Depuis 3 ans, vous ciblez aussi les professionnels. Que leur proposez-vous?
En 2021, j’ai rencontré une productrice de Gin français qui a créé sa marque en 2019 comme moi ! J’ai eu un coup de foudre pour ses produits qui sont parfaitement alignés à mes critères. J’ai donc souhaité les distribuer au Luxembourg, d’abord en tant que revendeuse puis en tant qu’importatrice. En devenant importatrice, j’avais la possibilité d’acheter de plus grosses quantités, d’obtenir de meilleurs tarifs et donc de pouvoir démarcher les professionnels. Avec ces produits, que je propose par ailleurs aussi sur mon site grand public, je cible donc le secteur Horeca, les épiceries fines, les cavistes, etc. Je retrouve mes réflexes de marketing BtoB. Je connaissais déjà le secteur des boissons et de l’hôtellerie de luxe pour y avoir fait divers stages durant mes études qui m’ont laissé d’excellents souvenirs. C’est un secteur dans lequel je me sens très à l’aise.

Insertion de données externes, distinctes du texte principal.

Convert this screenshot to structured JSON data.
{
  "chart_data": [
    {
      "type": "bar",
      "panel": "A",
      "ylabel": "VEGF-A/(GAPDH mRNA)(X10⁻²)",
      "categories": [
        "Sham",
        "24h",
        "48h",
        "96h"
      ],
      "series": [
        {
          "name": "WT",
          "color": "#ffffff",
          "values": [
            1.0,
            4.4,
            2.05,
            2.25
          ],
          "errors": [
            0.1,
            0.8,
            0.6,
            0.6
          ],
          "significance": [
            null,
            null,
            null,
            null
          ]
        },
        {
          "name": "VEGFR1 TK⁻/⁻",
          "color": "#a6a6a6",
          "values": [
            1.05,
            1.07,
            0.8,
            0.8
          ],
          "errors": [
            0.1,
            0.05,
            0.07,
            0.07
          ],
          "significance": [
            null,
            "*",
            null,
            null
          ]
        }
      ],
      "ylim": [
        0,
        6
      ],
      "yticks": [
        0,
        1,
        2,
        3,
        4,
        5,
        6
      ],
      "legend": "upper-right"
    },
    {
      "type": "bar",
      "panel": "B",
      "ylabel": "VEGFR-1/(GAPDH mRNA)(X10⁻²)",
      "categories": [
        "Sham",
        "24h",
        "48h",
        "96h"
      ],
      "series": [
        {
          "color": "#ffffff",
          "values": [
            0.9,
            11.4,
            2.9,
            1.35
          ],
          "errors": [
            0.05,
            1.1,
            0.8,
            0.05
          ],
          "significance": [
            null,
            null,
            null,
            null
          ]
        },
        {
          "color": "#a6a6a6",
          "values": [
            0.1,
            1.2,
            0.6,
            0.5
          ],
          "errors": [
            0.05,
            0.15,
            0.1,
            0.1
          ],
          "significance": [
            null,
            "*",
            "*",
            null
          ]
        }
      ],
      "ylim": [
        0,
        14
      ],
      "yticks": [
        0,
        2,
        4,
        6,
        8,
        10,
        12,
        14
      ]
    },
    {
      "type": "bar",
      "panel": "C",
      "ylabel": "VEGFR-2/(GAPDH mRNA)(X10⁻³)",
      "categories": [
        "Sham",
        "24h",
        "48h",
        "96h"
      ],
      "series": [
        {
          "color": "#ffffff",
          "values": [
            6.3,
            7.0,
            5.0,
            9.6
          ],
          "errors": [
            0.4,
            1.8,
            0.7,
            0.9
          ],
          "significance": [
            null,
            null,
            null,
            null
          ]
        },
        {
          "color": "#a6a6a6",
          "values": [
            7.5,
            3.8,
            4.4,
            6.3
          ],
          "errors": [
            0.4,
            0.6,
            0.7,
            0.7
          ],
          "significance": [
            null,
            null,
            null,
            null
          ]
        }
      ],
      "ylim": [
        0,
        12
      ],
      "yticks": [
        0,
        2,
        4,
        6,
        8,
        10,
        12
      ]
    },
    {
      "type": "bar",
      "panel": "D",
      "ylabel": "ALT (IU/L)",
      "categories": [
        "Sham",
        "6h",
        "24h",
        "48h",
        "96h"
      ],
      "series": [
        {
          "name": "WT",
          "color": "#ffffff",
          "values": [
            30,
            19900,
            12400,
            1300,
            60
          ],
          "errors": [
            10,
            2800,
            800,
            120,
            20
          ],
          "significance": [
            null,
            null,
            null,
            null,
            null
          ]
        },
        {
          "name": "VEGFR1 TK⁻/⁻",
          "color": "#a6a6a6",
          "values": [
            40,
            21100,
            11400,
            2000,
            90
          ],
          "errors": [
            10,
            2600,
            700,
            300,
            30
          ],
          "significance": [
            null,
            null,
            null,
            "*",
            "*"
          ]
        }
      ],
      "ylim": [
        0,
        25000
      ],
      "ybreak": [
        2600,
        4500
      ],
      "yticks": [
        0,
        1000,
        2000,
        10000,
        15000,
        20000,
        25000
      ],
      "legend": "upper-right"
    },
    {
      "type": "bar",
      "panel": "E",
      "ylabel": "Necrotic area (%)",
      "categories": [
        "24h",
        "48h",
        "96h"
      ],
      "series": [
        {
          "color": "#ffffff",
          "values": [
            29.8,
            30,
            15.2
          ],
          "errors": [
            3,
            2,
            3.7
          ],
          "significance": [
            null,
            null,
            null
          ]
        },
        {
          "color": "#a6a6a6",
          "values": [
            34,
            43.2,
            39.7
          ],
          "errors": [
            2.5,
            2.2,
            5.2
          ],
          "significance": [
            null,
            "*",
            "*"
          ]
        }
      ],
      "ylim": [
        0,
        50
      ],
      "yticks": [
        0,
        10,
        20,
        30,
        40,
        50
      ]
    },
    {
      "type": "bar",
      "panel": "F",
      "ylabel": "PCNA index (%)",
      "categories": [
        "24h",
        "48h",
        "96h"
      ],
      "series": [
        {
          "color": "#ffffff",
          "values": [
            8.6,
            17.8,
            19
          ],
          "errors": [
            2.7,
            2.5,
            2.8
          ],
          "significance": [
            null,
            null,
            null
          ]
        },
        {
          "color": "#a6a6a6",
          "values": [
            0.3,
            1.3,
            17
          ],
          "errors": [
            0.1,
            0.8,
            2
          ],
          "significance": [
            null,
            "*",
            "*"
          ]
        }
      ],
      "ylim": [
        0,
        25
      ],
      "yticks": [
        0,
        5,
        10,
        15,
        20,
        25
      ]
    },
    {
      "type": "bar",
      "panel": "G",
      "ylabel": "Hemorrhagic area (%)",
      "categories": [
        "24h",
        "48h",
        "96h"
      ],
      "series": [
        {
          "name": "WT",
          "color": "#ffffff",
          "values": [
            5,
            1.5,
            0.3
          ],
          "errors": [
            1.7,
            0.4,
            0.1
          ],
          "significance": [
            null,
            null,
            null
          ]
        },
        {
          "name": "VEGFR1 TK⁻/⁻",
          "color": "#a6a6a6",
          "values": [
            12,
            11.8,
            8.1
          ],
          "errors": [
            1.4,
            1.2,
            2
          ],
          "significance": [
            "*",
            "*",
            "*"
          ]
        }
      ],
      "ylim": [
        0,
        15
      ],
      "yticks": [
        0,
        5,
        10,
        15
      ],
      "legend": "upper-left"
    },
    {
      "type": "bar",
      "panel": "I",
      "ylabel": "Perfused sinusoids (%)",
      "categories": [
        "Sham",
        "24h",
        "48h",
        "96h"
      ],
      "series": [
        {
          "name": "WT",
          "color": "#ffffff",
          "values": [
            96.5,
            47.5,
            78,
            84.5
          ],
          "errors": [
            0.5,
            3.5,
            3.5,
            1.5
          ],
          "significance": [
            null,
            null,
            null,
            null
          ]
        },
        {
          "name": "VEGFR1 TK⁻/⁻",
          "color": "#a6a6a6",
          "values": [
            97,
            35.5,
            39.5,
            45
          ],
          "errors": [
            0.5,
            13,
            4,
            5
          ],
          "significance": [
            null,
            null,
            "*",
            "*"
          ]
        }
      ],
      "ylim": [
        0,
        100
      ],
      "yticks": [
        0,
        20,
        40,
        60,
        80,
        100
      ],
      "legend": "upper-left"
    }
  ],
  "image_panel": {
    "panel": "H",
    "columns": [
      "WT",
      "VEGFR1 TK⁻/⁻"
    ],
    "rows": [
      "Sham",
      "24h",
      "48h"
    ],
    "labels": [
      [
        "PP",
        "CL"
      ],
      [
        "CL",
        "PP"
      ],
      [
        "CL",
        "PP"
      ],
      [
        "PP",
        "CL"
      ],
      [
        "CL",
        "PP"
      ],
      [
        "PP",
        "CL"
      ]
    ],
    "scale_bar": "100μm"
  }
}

Essayez-vous de construire une communauté autour de vos produits?
Oui, à travers mon compte Instagram notamment. J’y consacre beaucoup d’énergie. J’y poste du contenu plusieurs fois par semaine. La clientèle luxembourgeoise apprécie aussi beaucoup Facebook. Je veille à ce que mon contenu soit accessible sur les deux plateformes Ma communauté est constituée de gens conscients, convaincus de la nécessité de consommer mieux.
Quels sont vos principaux défis?
Au niveau de mon assortiment, le principal défi est d’anticiper les tendances et la demande. Je continue à être prudente, à commander en quantités raisonnables d’abord puis à adapter les volumes en fonction des ventes. Mais je m’attache à ce que chaque référence soit disponible en permanence. Comme j’ai des dépôts-vente, et fais des ventes en direct, le challenge est de tenir tous les stocks à jour. Je m’assure également que les commandes soient livrées rapidement. Enfin, mon plus grand défi est d’accroitre ma base de clientèle. Pour cela il me faut davantage de visibilité. Je dois aussi me renouveler, et adapter ma communication, notamment sur les réseaux sociaux avec de nouveaux contenus pertinents chaque jour.
Quels sont vos souhaits pour l’avenir de l’entreprise?
Que chaque résident luxembourgeois ou frontalier, qui désire consommer de bons produits durables, vienne visiter mon site et devienne client Halternatives ! J’aimerais transformer cette utopie en réalité. Par extension, je souhaite que chacun fasse ses choix en conscience, pour son bien-être et celui de notre environnement.